I closed all of my social media accounts in 2013. Years later, I'm happy I made that "extreme" decision. If you're considering giving up social media for good, you may be wondering what follows next and how to start preparing for this significant adjustment.
Here's what you may anticipate, based on my own experience.
1. Unexpected Reactions

When I stopped using social media, I received severe responses from both friends and complete strangers. First, there was sincere worry from those who questioned whether something was amiss with my online existence. A few individuals attempted to persuade or compel me into going back because they believed I was being contradictory.
I also got mocking stares and smirks that said, "You'll be back in a week." I was told I wasn't as keen to meet people in person. The discussion over my refusal to "stop being antisocial" online went on and on.
You'll probably see significantly less divisive responses than I did now that social media detoxes are popular. Some individuals could even respect your choice and be motivated to stop using social media themselves by it. After all, even when on a social media detox, you may maintain your connection.
In any case, ultimately, individuals close to you will accept your choice, or at the very least, their emotions won't matter to you. Be careful to have a regular response prepared to use in small conversation when attempting to explain your absence from social media.
2. Feeling Directionless Online

You can find yourself stumped every time you open your browser. Your usual digital hangouts, Facebook and Twitter, are no longer available, so you won't know where to go next.
But do not fret. This won't last long because you'll soon come across other types of diversions. Perhaps you'll have more time to pick up a new interest. I became enamoured with informative newsletters and feeds as a substitute for social networking.
To avoid information overload, are you considering giving up social media? Beware of the ongoing temptation presented by social networking sites such as Instagram.

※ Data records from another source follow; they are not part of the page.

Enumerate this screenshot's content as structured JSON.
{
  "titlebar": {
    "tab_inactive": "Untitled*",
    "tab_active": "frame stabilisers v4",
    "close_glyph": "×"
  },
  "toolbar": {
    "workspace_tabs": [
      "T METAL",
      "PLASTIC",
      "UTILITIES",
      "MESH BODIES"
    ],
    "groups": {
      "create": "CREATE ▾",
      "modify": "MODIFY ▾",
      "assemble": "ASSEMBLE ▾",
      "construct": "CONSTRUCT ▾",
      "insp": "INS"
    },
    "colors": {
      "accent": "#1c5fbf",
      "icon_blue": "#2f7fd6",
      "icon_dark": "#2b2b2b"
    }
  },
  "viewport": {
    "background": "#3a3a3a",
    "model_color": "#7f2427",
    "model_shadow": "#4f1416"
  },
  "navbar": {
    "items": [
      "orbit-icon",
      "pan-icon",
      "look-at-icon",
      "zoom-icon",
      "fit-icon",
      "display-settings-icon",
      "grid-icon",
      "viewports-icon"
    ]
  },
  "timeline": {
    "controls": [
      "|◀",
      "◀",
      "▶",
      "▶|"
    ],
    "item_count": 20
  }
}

You may access the information on these websites without creating an account.
3. Being Out of the Loop

You know those times when everyone else is aware of what's going on and you're the only one who has no idea? Expect to see a lot more of them.
Lack of knowledge of Facebook statuses, Instagram posts, Twitter happenings, and social media language results in a lack of access to all the interesting allusions in talks. Quite frequently, jokes won't be understood because "you had to be there". You'll also need to respond to inquiries about other, frequently obscure social networks.
Want to view the pictures from your closest friend's vacation? You will need to wait till she mails them to you. You can't just get into Facebook or Instagram and view them yourself, can you? Everyone you know has already seen them, though.
You can become more active on group messaging services like WhatsApp or Discord to combat your anxiety over being left out of social media. You'll also need to come up with alternative—and occasionally archaic—means of staying in touch with friends and family. Remember that the answers must be practical for all sides.
4. Limited Access to Certain Sites

You won't really understand how much the web depends on the leading social media platforms until you have cancelled your accounts on Facebook and Twitter.
For the sheer reason that you lack a Facebook or Twitter login to create an account, you could have to pass up on a lot of fascinating services. Where have the reliable email signups gone?
5. Derailed Job Searches
The hardest affected by a lack of social media presence are job searches. The phrase "awesome social media skills" appears to be a constant in job listings these days. It's unfortunate that these abilities are sometimes valued more highly than the technical abilities required to perform a job.
Keeping up with LinkedIn, participating in Twitter conversations, and joining debates in Facebook groups all increase your chances of advancing in your profession. (That's actually not at all horrible.) Of course, you may be tempted to revive your social network accounts.
6. More Headspace
The greatest is reserved for last. You'll start to love the mental space you've regained once you stop using social media and get through the initial few months of withdrawal symptoms.
Social networking can make life pretty stressful. There won't be any more inane quotations, political rants, hateful remarks, or toxic friends to deal with on a regular basis. You won't have as many security nightmares with social media.
The greatest benefit is the natural change in attention from what other people are doing to what you are doing. You get the mental space required for intense work.
Yes, you'll want to feast on your social media feeds occasionally. Don't feel bad if it occurs. Treat yourself once in a while. Putting the issue into perspective for you will be seeing the same old things that you originally sought to escape.
When It Comes to Social Media, Never Say Never
If a task at work needs it, you'll need to be prepared to return to social media. Find an appropriate remedy alternatively, such as establishing an app timer. If so, consider social media as a tool or a means to an end rather than a component of your lifestyle.
The type of dynamic, quick-paced contact that social media offers appeals to and fulfils many individuals. But it could be harmful to a lot of other people. There isn't, in my opinion, a clear right or wrong way to use social networking. There is just what you find effective.